Tel n'est pas le propos du gouvernement. Mais l'Etat étant un des grands actionnaires de Renault, il entend suivre de près le dossier. Bercy indique ainsi ce jeudi dans un communiqué que "dans le cadre des entretiens semestriels avec les dirigeants d'entreprises dans lesquelles l'Etat détient une participation, Christine Lagarde, ministre de l'Economie, des Finances et de l'Industrie et Eric Besson, ministre chargé de l'Industrie, ont reçu le 17 mars 2011 Carlos Ghosn, Président Directeur général de Renault.

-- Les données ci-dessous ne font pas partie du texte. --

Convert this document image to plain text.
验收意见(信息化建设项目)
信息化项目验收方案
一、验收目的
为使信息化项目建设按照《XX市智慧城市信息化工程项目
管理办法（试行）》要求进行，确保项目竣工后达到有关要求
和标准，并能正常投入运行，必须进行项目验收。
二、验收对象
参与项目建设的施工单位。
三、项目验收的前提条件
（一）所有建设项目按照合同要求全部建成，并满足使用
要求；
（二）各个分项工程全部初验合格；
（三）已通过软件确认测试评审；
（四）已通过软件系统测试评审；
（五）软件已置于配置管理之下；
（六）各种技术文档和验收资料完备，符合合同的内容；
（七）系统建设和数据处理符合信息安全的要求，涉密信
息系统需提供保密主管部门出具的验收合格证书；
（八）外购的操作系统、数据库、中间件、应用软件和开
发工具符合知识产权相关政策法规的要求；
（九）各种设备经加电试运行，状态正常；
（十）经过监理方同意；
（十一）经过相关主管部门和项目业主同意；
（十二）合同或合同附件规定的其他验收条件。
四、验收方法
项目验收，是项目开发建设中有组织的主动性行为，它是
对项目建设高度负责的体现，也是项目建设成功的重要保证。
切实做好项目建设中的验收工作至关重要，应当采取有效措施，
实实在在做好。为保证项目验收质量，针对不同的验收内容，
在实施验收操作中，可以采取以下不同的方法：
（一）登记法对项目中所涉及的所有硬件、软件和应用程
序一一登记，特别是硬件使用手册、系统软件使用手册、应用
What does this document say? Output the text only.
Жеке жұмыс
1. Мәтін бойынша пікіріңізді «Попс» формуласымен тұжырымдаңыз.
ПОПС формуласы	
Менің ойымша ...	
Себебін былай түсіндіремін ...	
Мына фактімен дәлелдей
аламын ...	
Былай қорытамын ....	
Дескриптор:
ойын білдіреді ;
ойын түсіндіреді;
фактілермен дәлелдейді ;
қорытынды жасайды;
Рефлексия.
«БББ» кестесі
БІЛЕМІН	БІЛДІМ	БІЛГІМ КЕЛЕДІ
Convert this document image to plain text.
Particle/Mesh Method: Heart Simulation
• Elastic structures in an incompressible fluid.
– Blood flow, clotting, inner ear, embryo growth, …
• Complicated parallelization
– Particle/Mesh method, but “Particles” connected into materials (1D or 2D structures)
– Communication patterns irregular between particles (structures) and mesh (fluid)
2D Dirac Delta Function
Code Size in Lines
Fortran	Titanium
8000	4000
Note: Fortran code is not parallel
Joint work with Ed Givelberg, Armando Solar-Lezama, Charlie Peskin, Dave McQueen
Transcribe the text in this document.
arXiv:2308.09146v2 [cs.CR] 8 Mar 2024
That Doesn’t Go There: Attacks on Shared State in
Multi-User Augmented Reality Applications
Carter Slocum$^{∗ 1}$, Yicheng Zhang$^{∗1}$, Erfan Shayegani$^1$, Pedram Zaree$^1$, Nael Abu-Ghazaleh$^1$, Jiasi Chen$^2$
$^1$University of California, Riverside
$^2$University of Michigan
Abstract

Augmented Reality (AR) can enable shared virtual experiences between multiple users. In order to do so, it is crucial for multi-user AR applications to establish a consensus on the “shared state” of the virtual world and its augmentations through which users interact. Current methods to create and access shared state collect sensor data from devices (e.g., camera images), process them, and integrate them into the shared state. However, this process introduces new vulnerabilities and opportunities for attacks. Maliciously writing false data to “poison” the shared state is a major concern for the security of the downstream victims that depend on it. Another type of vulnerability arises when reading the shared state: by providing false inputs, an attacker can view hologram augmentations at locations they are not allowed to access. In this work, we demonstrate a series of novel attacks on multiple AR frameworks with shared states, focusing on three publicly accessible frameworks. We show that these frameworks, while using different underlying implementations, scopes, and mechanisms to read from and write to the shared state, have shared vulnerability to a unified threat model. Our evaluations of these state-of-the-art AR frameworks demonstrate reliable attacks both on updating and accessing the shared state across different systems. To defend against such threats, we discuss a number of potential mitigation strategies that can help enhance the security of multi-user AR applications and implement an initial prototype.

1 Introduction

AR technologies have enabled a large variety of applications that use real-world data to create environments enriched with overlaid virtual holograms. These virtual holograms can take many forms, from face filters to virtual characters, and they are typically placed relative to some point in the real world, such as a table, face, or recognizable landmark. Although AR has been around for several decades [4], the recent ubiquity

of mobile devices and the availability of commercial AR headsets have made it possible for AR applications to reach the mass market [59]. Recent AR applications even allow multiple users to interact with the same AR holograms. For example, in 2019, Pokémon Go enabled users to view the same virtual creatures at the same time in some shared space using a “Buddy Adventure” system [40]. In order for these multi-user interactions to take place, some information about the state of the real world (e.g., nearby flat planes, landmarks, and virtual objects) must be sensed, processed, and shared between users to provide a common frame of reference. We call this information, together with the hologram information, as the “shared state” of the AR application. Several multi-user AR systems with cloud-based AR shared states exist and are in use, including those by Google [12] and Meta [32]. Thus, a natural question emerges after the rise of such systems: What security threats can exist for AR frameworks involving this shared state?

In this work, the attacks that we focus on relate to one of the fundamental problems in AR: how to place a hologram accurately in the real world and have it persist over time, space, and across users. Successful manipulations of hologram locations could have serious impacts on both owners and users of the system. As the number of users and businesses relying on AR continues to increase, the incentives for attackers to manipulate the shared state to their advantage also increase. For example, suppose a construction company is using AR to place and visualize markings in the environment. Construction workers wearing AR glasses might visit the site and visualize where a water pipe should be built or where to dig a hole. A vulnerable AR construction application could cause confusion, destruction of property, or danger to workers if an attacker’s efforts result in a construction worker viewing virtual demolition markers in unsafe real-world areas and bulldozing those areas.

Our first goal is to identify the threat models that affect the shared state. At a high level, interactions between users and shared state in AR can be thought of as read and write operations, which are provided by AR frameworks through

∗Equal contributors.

Dans le contexte des événements dramatiques intervenus au Japon, qui ont affecté Nissan, partenaire de Renault, les Ministres ont tout d'abord tenu, par l'intermédiaire de Carlos GHOSN, à assurer les collaborateurs de Renault et de Nissan de leur plein soutien dans cette période particulièrement difficile.

La réunion avait pour objet l'examen de la stratégie du groupe Renault dont l'Etat est le premier actionnaire. Le Président Directeur Général de Renault a partagé avec les Ministres les objectifs ambitieux pour l'entreprise à moyen terme. Les Ministres ont insisté sur l'impact direct de la stratégie de Renault sur la production et sur l'emploi en France, pour le groupe comme pour la filière des fournisseurs automobiles. L'amélioration sensible observée en 2010 dans la filière automobile doit, en effet, encore être confirmée. Ils ont pris acte des prévisions du groupe qui prévoit d'augmenter significativement la production de véhicules en France (637 000 véhicules produits en 2010).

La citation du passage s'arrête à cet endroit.